Don’t get me wrong, I am so thankful I have a job that provides for my family financially. I have never been the type of woman who can stay at home all the time. I need a career and something I can do for myself but my realization showed me that I’m not passionate about my career choice. I don’t wake up excited about going to work and most days I figure out how I can cut my day short to leave early. That is not exactly what I pictured for myself when I was thinking of my adulthood. Am I alone in this feeling? Absolutely not! I know most of us don’t like our jobs and complete each day knowing we have paid the bills and are sustaining ourselves and our family in life. Many of us lack the passion and excitement and run through the motions each and every day. I am a hard worker, I crave work, I relish in high stress and I can’t function without it. Sometimes I just wish my true skills and talents could be used where I’m at…..but they can’t.
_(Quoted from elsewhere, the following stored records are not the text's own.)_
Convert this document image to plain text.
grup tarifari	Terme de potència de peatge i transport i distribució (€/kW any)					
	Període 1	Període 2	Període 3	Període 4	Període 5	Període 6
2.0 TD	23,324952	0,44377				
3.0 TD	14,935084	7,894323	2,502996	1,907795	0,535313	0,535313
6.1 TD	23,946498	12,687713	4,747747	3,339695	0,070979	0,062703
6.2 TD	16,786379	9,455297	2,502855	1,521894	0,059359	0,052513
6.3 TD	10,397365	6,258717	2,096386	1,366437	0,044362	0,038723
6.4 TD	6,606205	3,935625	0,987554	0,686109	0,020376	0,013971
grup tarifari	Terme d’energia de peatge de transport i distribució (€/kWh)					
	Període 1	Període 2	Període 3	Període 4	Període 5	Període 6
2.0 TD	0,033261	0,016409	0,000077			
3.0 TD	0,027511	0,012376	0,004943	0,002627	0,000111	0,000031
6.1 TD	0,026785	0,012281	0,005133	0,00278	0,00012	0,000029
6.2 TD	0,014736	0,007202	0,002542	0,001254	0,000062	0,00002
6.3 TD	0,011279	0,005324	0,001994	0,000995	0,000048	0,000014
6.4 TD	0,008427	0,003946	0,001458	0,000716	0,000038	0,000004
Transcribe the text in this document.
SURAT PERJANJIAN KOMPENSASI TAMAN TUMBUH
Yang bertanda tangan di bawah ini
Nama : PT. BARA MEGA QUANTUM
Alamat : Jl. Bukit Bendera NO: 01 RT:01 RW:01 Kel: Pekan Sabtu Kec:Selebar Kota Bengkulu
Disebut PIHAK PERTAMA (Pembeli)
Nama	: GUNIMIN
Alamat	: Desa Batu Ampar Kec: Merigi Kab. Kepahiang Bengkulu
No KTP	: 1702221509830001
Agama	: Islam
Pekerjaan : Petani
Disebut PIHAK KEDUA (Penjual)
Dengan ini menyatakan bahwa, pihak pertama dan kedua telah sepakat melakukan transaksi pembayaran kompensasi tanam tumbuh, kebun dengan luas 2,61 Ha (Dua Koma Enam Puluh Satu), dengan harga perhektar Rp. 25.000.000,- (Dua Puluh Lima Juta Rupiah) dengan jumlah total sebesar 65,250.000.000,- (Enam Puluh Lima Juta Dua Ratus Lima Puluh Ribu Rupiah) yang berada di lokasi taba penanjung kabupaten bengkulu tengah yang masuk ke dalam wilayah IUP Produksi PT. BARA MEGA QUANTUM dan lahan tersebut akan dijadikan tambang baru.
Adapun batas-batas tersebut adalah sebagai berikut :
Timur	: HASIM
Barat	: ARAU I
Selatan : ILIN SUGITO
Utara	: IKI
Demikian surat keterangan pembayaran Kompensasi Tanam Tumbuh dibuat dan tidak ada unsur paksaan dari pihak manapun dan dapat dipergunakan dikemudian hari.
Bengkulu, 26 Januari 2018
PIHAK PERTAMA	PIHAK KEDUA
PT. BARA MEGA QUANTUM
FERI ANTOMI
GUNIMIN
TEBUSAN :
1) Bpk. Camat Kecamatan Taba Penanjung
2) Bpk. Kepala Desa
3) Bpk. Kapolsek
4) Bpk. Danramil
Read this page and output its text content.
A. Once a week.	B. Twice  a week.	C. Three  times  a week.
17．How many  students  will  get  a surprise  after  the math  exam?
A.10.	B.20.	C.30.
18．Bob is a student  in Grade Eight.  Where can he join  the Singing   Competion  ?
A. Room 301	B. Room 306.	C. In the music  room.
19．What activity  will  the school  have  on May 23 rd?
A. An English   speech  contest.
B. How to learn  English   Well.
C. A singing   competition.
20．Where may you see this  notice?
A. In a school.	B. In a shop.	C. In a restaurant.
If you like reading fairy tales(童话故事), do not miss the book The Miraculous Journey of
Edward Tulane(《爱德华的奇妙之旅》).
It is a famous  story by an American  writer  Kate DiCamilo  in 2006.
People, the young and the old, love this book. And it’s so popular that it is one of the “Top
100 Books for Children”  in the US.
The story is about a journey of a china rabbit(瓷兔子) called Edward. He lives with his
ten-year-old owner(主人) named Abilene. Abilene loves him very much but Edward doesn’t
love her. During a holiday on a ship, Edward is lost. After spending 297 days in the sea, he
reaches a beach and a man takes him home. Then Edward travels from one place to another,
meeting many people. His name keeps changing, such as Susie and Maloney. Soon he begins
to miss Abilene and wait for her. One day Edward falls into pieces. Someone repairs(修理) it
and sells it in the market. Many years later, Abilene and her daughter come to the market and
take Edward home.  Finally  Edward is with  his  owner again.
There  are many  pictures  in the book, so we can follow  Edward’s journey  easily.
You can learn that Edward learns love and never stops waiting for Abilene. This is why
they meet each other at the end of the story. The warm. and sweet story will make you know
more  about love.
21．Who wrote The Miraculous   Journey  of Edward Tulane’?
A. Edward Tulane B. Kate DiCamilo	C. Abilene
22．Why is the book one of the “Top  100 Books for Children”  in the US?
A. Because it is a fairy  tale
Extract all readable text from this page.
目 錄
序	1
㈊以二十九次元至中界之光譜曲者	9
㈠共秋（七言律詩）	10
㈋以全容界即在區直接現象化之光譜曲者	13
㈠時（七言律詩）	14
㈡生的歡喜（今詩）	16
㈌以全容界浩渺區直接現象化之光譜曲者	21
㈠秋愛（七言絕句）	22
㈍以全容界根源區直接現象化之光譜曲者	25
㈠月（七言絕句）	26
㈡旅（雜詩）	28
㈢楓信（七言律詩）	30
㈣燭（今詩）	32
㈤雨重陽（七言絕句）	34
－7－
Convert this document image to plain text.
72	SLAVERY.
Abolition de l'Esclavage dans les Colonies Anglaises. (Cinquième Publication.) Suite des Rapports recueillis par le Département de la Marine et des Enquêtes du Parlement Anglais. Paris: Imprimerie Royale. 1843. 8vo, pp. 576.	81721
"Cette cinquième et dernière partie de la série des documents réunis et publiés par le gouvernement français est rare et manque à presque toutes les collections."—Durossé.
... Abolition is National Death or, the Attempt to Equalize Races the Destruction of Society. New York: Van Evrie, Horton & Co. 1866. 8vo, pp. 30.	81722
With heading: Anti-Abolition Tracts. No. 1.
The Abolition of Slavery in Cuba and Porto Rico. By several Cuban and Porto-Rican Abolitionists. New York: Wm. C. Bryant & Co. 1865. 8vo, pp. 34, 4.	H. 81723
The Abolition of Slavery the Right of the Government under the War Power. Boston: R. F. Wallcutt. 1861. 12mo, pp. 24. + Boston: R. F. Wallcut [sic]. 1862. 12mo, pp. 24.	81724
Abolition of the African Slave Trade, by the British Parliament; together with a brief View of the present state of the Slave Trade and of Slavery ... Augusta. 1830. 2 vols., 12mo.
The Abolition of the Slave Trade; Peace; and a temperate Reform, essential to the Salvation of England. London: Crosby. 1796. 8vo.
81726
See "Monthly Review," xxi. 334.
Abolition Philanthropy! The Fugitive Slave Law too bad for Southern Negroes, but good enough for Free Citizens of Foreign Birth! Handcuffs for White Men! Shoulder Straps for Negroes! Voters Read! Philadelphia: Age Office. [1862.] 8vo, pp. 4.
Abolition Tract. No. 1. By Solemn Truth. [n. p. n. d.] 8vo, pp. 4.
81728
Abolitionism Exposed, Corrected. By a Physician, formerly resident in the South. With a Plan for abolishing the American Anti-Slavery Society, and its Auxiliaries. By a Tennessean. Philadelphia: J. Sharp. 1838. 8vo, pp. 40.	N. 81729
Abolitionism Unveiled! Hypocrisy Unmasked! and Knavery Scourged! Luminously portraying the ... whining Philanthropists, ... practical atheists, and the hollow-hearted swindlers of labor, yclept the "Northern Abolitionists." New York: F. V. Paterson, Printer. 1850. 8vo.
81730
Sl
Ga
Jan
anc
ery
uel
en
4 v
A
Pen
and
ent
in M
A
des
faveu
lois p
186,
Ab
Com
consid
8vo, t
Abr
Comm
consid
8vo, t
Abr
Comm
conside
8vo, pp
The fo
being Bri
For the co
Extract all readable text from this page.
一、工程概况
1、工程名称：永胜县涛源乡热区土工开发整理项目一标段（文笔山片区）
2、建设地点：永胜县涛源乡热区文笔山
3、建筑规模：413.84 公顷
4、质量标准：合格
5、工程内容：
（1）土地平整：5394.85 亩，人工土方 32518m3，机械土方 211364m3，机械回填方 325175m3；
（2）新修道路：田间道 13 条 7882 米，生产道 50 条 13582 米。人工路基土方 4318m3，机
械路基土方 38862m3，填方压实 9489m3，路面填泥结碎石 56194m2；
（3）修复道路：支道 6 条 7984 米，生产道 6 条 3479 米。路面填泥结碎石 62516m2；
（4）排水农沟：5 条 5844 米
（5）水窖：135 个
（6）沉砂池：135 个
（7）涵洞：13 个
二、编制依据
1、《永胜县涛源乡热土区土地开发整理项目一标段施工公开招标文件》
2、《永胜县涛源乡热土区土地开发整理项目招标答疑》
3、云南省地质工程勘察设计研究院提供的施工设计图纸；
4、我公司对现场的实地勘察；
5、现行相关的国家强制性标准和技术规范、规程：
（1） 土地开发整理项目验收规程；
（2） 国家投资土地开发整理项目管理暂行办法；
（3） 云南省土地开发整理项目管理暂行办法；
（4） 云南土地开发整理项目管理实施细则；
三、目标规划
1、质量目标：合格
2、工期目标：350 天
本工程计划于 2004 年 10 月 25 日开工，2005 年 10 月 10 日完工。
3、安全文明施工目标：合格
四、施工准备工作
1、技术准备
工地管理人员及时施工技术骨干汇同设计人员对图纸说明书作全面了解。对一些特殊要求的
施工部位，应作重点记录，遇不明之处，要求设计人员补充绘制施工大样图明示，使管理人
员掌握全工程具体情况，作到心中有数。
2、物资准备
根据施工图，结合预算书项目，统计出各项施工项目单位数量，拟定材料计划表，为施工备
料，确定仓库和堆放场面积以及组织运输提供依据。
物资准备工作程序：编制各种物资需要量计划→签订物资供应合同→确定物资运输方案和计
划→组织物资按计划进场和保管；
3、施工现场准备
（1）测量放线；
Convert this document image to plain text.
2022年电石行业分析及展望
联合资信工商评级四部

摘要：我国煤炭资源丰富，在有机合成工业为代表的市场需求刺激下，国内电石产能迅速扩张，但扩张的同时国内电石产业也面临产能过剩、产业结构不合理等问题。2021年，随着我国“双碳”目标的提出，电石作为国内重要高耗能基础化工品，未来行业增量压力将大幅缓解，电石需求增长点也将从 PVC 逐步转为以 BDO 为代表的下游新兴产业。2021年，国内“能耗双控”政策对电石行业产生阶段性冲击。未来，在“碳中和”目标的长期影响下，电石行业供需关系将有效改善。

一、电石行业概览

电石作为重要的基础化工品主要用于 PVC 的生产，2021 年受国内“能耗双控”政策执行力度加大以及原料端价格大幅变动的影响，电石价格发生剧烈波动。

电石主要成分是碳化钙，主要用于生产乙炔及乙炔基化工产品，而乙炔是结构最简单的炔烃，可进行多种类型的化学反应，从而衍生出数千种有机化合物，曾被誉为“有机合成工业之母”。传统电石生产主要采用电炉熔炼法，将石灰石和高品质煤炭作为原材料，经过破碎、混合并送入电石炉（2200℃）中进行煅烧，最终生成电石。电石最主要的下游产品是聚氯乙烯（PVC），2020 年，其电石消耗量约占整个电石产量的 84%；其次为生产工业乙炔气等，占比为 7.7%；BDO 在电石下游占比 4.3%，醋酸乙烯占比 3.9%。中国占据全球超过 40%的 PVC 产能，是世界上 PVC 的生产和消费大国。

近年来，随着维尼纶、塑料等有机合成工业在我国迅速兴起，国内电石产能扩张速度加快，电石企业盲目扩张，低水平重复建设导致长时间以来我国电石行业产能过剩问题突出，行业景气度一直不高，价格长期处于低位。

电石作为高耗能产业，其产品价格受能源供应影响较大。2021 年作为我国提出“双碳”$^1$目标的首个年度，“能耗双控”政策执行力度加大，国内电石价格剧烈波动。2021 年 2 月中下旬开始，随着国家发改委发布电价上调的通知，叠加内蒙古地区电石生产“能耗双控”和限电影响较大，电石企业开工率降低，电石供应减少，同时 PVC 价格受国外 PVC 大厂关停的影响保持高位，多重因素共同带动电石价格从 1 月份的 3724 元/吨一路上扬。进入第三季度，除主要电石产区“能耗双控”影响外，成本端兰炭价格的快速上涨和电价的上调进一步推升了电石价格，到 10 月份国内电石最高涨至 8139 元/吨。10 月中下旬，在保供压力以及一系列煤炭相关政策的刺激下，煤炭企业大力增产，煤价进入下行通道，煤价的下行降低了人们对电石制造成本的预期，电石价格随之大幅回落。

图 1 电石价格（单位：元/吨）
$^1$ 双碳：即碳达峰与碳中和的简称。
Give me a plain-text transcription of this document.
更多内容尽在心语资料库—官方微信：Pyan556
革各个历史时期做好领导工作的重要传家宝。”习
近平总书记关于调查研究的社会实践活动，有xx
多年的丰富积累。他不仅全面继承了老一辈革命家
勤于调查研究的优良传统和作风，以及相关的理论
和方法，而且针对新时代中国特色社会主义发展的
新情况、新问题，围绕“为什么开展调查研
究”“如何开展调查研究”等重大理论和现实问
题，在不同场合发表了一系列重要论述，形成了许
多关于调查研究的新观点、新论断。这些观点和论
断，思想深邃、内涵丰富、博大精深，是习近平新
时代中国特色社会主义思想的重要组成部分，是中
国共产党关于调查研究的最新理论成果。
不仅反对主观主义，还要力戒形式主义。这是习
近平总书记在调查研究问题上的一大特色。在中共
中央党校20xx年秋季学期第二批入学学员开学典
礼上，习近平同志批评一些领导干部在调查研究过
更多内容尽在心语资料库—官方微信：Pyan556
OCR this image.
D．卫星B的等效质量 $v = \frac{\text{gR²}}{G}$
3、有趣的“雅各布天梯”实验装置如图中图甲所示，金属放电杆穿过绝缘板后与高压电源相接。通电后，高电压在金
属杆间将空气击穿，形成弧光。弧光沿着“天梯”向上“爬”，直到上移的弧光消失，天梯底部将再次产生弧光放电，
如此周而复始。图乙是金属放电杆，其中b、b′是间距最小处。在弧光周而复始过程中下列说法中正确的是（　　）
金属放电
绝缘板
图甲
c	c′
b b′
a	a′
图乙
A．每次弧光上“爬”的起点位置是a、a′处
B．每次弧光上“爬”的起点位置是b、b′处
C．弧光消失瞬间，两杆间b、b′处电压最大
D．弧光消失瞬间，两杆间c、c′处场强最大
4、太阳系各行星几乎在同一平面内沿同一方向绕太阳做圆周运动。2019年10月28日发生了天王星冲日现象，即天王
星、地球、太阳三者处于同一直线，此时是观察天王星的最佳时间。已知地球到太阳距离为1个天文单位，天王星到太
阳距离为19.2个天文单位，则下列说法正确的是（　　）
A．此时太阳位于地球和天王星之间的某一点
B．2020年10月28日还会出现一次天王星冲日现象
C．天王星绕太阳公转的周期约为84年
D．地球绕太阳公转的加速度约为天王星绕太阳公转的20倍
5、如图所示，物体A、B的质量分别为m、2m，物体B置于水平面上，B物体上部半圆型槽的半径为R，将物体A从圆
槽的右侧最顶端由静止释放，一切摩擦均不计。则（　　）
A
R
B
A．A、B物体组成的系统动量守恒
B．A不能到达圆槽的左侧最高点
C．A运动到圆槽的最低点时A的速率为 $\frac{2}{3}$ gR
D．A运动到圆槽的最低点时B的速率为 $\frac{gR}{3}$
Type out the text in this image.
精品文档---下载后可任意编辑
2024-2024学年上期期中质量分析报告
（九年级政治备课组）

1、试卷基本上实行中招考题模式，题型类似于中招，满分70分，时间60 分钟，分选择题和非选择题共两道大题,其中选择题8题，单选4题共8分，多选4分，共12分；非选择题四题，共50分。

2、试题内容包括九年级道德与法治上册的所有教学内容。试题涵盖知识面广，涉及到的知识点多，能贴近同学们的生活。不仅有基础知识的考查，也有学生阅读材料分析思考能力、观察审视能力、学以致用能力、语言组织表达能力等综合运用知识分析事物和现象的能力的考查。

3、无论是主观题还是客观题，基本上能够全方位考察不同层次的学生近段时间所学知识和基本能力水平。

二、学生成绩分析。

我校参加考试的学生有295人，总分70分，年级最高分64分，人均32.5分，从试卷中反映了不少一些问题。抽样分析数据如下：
Tomorrow, the alarm will go off and we will get back into our routine. I am thankful to be getting a paycheck again tomorrow and to be able to take over for whoever has been filling in for me at work. I’m hoping this small amount of time for reflection and healing will allow me to not settle for being a bystander any longer. I hope that I will regain the strength and energy and awareness it takes to fully participate in my career and my family and know that my hard work will pay off and be rewarding at some point in the future….both at home and work.
To my coworkers: A HUGE thank you for filling in for me, taking on my patient load and checking in on my as I was recovering!
To my family: Thank you for taking such good care of me, helping me walk around, taking me to my various appointments and holding my hand through the pain. I love you and I will miss you while I’m away.